E' così che la legge mosaica era stata data non solo come criterio permanente di giustizia per tutta l'umanità (ciò che Dio comanda è scritto nel cuore di ogni umano), ma anche come sistema temporaneo di supervisione di un popolo particolare, quello israelita. Come un carceriere, un complesso sistema di codici e regolamenti teneva strettamente legata la condotta del popolo ebraico. Questa situazione, però, doveva essere solo temporanea. La funzione della legge come "carceriere" non era da considerarsi permanente ma limitata solo ad un certo periodo della storia. Come afferma il vers. 23 questo "imprigionamento" sarebbe terminato: "Ma prima che venisse la fede ... in attesa della fede che doveva essere rivelata", la fede, cioè, "la fede di Gesù Cristo". Attenzione! Non l'arrivo della fede "in Gesù Cristo" (anche se questo è implicito), ma la fede di Cristo, il rapporto che Egli aveva ed ha con Dio Padre in quanto Mediatore, rappresentante, sostituto, di tutti coloro che gli appartengono.
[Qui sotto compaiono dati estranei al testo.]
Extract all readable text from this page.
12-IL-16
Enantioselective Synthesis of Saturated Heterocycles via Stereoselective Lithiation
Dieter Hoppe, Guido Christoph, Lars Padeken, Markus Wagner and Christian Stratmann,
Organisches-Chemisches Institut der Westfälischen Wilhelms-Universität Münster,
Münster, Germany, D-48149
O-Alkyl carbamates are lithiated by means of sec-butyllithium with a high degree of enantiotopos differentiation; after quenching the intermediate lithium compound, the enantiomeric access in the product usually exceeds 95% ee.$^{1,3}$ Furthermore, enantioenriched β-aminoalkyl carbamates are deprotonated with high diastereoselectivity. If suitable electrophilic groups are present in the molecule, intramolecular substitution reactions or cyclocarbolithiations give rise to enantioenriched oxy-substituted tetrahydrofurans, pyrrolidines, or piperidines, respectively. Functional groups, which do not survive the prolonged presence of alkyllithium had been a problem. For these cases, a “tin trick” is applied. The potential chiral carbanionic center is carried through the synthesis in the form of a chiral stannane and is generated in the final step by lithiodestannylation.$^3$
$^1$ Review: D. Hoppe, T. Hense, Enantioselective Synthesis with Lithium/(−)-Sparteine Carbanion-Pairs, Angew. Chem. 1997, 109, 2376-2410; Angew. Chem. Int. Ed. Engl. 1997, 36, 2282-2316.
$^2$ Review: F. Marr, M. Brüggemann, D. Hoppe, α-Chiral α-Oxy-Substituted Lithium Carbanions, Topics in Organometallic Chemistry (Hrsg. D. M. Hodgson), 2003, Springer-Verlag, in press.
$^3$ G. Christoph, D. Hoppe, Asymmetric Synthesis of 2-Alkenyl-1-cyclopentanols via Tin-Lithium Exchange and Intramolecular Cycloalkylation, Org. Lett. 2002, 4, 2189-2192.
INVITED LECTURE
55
L'arrivo "della fede" è l'arrivo del Cristo.

La natura temporanea della legge è pure descritta dall'immagine del precettore o pedagogo. "Così la legge è stata come un precettore per condurci a Cristo" (24). L'immagine è quella di un tutore che privatamente insegna a bambini o ragazzi da distinguersi da quella di un maestro di un'intera classe. Allora il pedagogo aveva la funzione diretta e privata di insegnamento, supervisione, controllo e disciplina del bambino della famiglia che lo assumeva. Egli lo accompagnava personalmente nello studio. Possiamo equiparararlo, nella storia alla funzione che aveva il precettore dei figli di famiglie reali o nobili. Il precettore controllava in casa il comportamento del bambino attraverso una costante disciplina. Così era, per Paolo, la funzione della legge come supervisione e disciplina del popolo di Israele "in attesa della fede", in attesa, cioè, del Cristo.

La venuta di Cristo, quindi, avrebbe posto termine alla supervisione della legge. Quale ne era lo scopo?

"Affinché (anche) noi fossimo giustificati per fede" (24b). Sotto la costante disciplina della legge, gli israeliti dovevano imparare quanto impossibile fosse osservarla appieno. Come un precettore doveva sempre rilevarne le inosservanze e mancanze, non farli mai considerare a posto, sollecitarli del continuo e persino "tormentarli" (per il loro bene), non farli mai sentire soddisfatti e compiaciuti di sé stessi. Certo questo non era fine a sé stesso. Non era certo una crudeltà, ma aveva, appunto, una funzione pedagogica.

Questa disciplina doveva insegnare loro che avrebbero potuto solo essere dichiarati giusti da Dio "per fede di Cristo", in comunione con Lui, il Messia.

Al vers. 25 l'Apostolo arriva alla conclusione che demolisce ogni argomentazione che sostenga come i cristiani debbano vivere sotto il controllo e la supervisione della legge: "Ora che la fede è venuta, non siamo più sotto precettore". I Galati dovevano comprendere come supporre di vivere ora come cristiani sotto la supervisione e disciplina legalistica della legge mosaica sarebbe stato come se Cristo non fosse mai ancora giunto. Assurdo, insensato: Cristo è venuto ed ora, la vita che viviamo la viviamo "nella fede nel Figlio di Dio" (2:20), in comunione con lui. Vivere in Cristo, in comunione di fede con il Cristo significa essere liberi dalla supervisione della legge, da ogni forma di legalismo.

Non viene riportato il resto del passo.